In una vecchissima fotografia, che non fa parte del disperso patrimonio familiare ma appartiene a un'altra famiglia, in questo più accorta, si vede un gruppo di questi «signori», modenesi o bolognesi, affiliati al CAI, con i pantaloni alla zuava, le lanette e i morbidi tweed, cannocchiali e macchina fotografica e signore o signorine in cappellino e gonna lunga, zainetto sulle spalle, forse tra le prime a mostrare la forza e la parità femminile. In un angolo, ripreso da chi scattò la foto, forse per simpatia o più probabilmente perché non poté farne a meno, si vede, seduto su di una panca, a lato di una tavola imbandita e addossata a una roccia, lo sguardo spaurito di mio nonno paterno, il mio doppio fisico.

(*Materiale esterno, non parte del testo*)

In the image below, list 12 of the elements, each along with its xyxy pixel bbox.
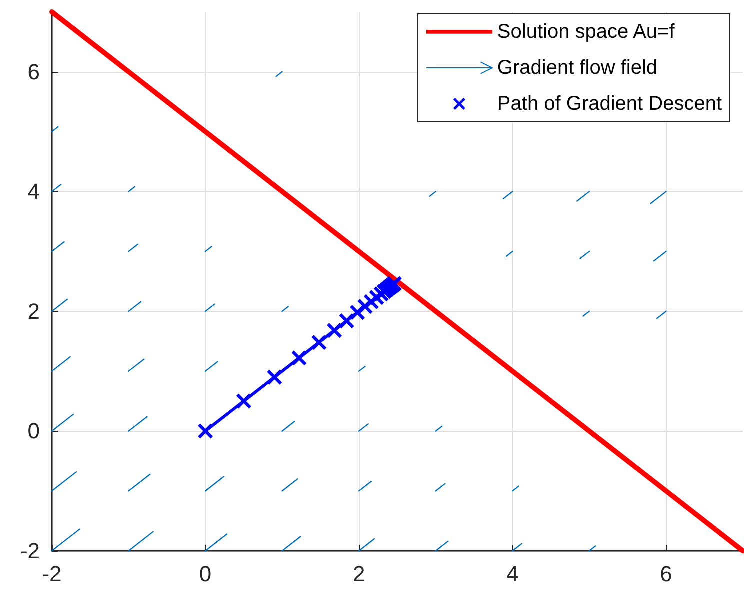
y-tick-label: -2: [20, 538, 40, 564]
y-tick-label: 6: [28, 59, 40, 84]
y-tick-label: 0: [28, 418, 40, 444]
x-tick-label: 2: [352, 562, 366, 586]
x-tick-label: 0: [199, 562, 212, 586]
y-tick-label: 4: [28, 179, 40, 204]
legend-label: Gradient flow field: [497, 57, 658, 79]
x-tick-label: 6: [660, 562, 672, 586]
legend-label: Solution space Au=f: [497, 21, 676, 43]
x-tick-label: 4: [506, 562, 519, 586]
y-tick-label: 2: [28, 298, 40, 324]
legend-label: Path of Gradient Descent: [497, 93, 722, 115]
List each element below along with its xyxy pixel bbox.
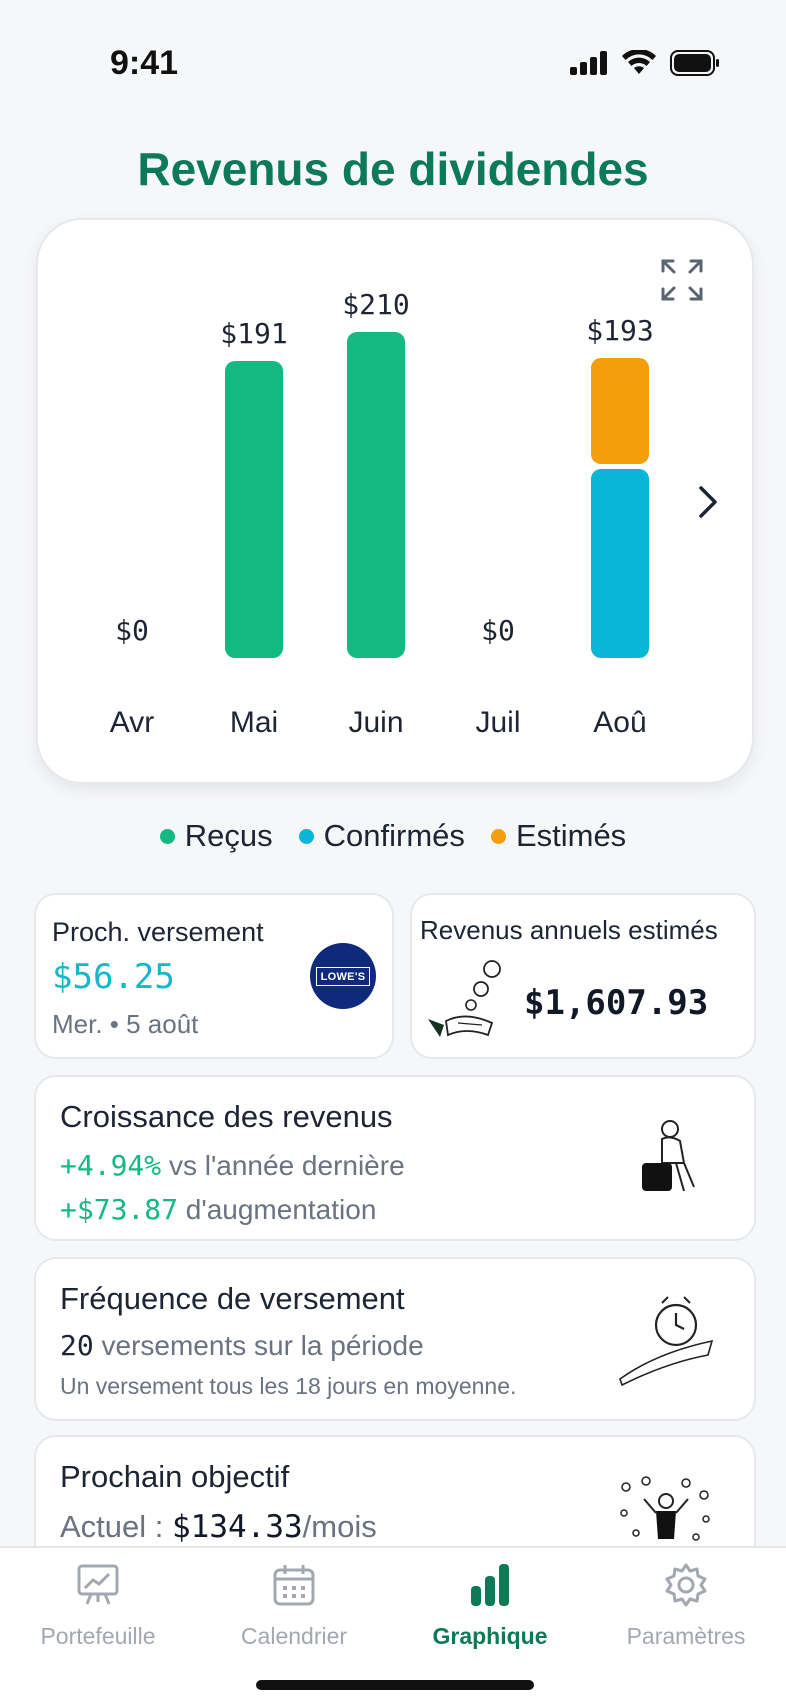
income-growth-pct: +4.94% (60, 1149, 162, 1182)
page-title: Revenus de dividendes (137, 143, 649, 195)
legend-dot-estimated (490, 828, 506, 844)
annual-income-title: Revenus annuels estimés (420, 915, 718, 945)
bar-value-label-juil: $0 (481, 614, 515, 647)
income-growth-amount-line: +$73.87 d'augmentation (60, 1193, 376, 1226)
next-payment-card[interactable]: Proch. versement $56.25 Mer. • 5 août LO… (34, 893, 394, 1059)
legend-item-received: Reçus (159, 818, 273, 854)
chart-legend: Reçus Confirmés Estimés (0, 818, 786, 854)
annual-income-card[interactable]: Revenus annuels estimés $1,607.93 (410, 893, 756, 1059)
home-indicator (256, 1680, 534, 1690)
status-icons (570, 50, 720, 76)
payment-frequency-count: 20 (60, 1329, 94, 1362)
legend-dot-confirmed (298, 828, 314, 844)
status-time: 9:41 (110, 44, 179, 82)
tab-settings-label: Paramètres (626, 1623, 746, 1649)
income-growth-pct-line: +4.94% vs l'année dernière (60, 1149, 405, 1182)
chart-board-icon (77, 1564, 119, 1605)
bar-value-label-mai: $191 (220, 317, 288, 351)
legend-label-received: Reçus (184, 818, 273, 853)
tab-portfolio-label: Portefeuille (40, 1623, 156, 1649)
tab-calendar-label: Calendrier (240, 1623, 348, 1649)
bar-chart-icon (471, 1564, 509, 1606)
next-goal-title: Prochain objectif (60, 1459, 290, 1494)
tab-settings[interactable]: Paramètres (588, 1562, 784, 1650)
bar-chart: $0 Avr $191 Mai $210 Juin $0 Juil $193 Aoû (38, 220, 752, 782)
next-goal-unit: /mois (302, 1509, 377, 1544)
tab-chart[interactable]: Graphique (392, 1562, 588, 1650)
next-goal-current-value: $134.33 (172, 1509, 303, 1545)
celebration-illustration-icon (620, 1476, 710, 1541)
next-goal-current-line: Actuel : $134.33/mois (60, 1509, 377, 1545)
income-growth-pct-text: vs l'année dernière (168, 1150, 405, 1181)
cellular-signal-icon (570, 51, 607, 75)
gear-icon (665, 1563, 707, 1607)
bar-ao-estims[interactable] (591, 358, 649, 464)
legend-label-estimated: Estimés (515, 818, 627, 853)
income-growth-amount: +$73.87 (60, 1193, 179, 1226)
lowes-logo: LOWE'S (310, 943, 376, 1009)
payment-frequency-count-text: versements sur la période (101, 1330, 424, 1361)
income-growth-amount-text: d'augmentation (185, 1194, 377, 1225)
dividend-chart-card: $0 Avr $191 Mai $210 Juin $0 Juil $193 Aoû (36, 218, 754, 784)
legend-item-estimated: Estimés (490, 818, 627, 854)
coins-illustration-icon (428, 960, 501, 1037)
annual-income-amount: $1,607.93 (524, 983, 709, 1023)
payment-frequency-note: Un versement tous les 18 jours en moyenn… (60, 1373, 517, 1399)
income-growth-title: Croissance des revenus (60, 1099, 393, 1134)
next-payment-amount: $56.25 (52, 957, 175, 997)
tab-chart-label: Graphique (432, 1623, 548, 1649)
month-label-juin: Juin (348, 706, 404, 739)
next-payment-title: Proch. versement (52, 917, 264, 947)
battery-icon (670, 50, 719, 76)
legend-item-confirmed: Confirmés (298, 818, 465, 854)
lowes-logo-badge: LOWE'S (315, 966, 371, 986)
bar-juin-reus[interactable] (347, 332, 405, 658)
bar-ao-confirms[interactable] (591, 468, 649, 658)
bar-value-label-avr: $0 (115, 614, 149, 647)
bottom-tab-bar: Portefeuille Calendrier Graphique Paramè… (0, 1546, 786, 1706)
calendar-icon (273, 1565, 315, 1606)
tab-portfolio[interactable]: Portefeuille (0, 1562, 196, 1650)
month-label-avr: Avr (109, 706, 155, 739)
clock-illustration-icon (619, 1296, 714, 1387)
next-chevron-icon[interactable] (696, 484, 720, 520)
next-goal-current-label: Actuel : (60, 1509, 164, 1544)
wifi-icon (622, 50, 656, 74)
person-sitting-illustration-icon (642, 1120, 695, 1192)
month-label-juil: Juil (475, 706, 521, 739)
bar-mai-reus[interactable] (225, 361, 283, 658)
bar-value-label-juin: $210 (342, 288, 410, 321)
income-growth-card[interactable]: Croissance des revenus +4.94% vs l'année… (34, 1075, 756, 1241)
bar-value-label-ao: $193 (586, 314, 654, 348)
payment-frequency-count-line: 20 versements sur la période (60, 1329, 424, 1362)
payment-frequency-title: Fréquence de versement (60, 1281, 405, 1316)
tab-calendar[interactable]: Calendrier (196, 1562, 392, 1650)
payment-frequency-card[interactable]: Fréquence de versement 20 versements sur… (34, 1257, 756, 1421)
next-payment-date: Mer. • 5 août (52, 1009, 199, 1039)
legend-label-confirmed: Confirmés (323, 818, 465, 853)
expand-icon[interactable] (660, 258, 704, 302)
month-label-ao: Aoû (593, 706, 647, 739)
month-label-mai: Mai (229, 706, 279, 739)
legend-dot-received (159, 828, 175, 844)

In una fotografia che tengo da diversi anni a lato della scrivania, un lato oramai irraggiungibile, ingombro com'è di carte e libri, tengo una foto di mio nonno, il figlio maggiore, e mio padre di due anni in sella ad un mulo, la ricchezza di famiglia. Mio nonno sembro io in un costume d'epoca, come si vede nelle feste di paese quando ripropongono gli antichi mestieri. Non una cosa, a distanza, che appaia diversa, dal viso alle spalle, alla posizione di braccia e gambe. Poi, se si interrogano coloro che hanno conosciuto mio nonno paterno, sanno indicare anche le differenze: taglio d'occhi, naso soprattutto. Io, di tutto questo non mi accorgo.
Ma quello che mi importa è di potermi rivedere – con un po' di approssimazione – in un uomo della mia età, con i sogni, i desideri, le malattie, le gioie e che se oggi sapesse mi verrebbe in aiuto certamente. Magari mi verrebbe vicino, e mi parlerebbe come forse non è riuscito a fare con mio padre – spesso le generazioni si saltano – e sarebbe in grado di dirmi parole che cambierebbero la mia giornata, raccontandomi di quando fu operato in Africa sotto una tenda da campo e pensava a Sestola, a un figlio che stava per nascere, a un altro lasciato piccolo, ai tragitti accanto al mulo – carico di legna o di altro – fino al Cimone, nel fresco della mattina e nel silenzio interrotto dalle foglie calpestate, con la speranza di arrivare in fretta, perché le gambe cominciano a fare male, così come le spalle, perché il mulo non poteva essere caricato di più, e allora mulo e uomo si dividevano il lavoro.
Le paure che proviamo noi, e che molte volte pensiamo di essere i soli a sentire, sono facilmente smentite da questi altri episodi, se solo avessimo la forza di ricordarcene. Invece, sembra non sia possibile.
Ad un certo punto, uscito dal bosco, c'è stato di sicuro un giorno in cui si è voltato pensando che «non poteva/quell'infinito ondulare di valli/celesti nel silenzioso mezzogiorno/deluderli in eterno». E a mezzogiorno ha tirato fuori un fagotto, sistemato chissà dove e preparato da mia nonna – un po' di formaggio, forse, una fetta di pane, una fiaschetta con un po' di vino – e si è messo a mangiare con sguardo insieme lieto e determinato, perché quello che faceva lo stava facendo per la famiglia, e non aveva davanti una macchina fotografica con qualcuno che ti dice di fermarti mentre stai mangiando, e ti ruba quel momento per darlo ad altri, a noi che adesso ti guardiamo.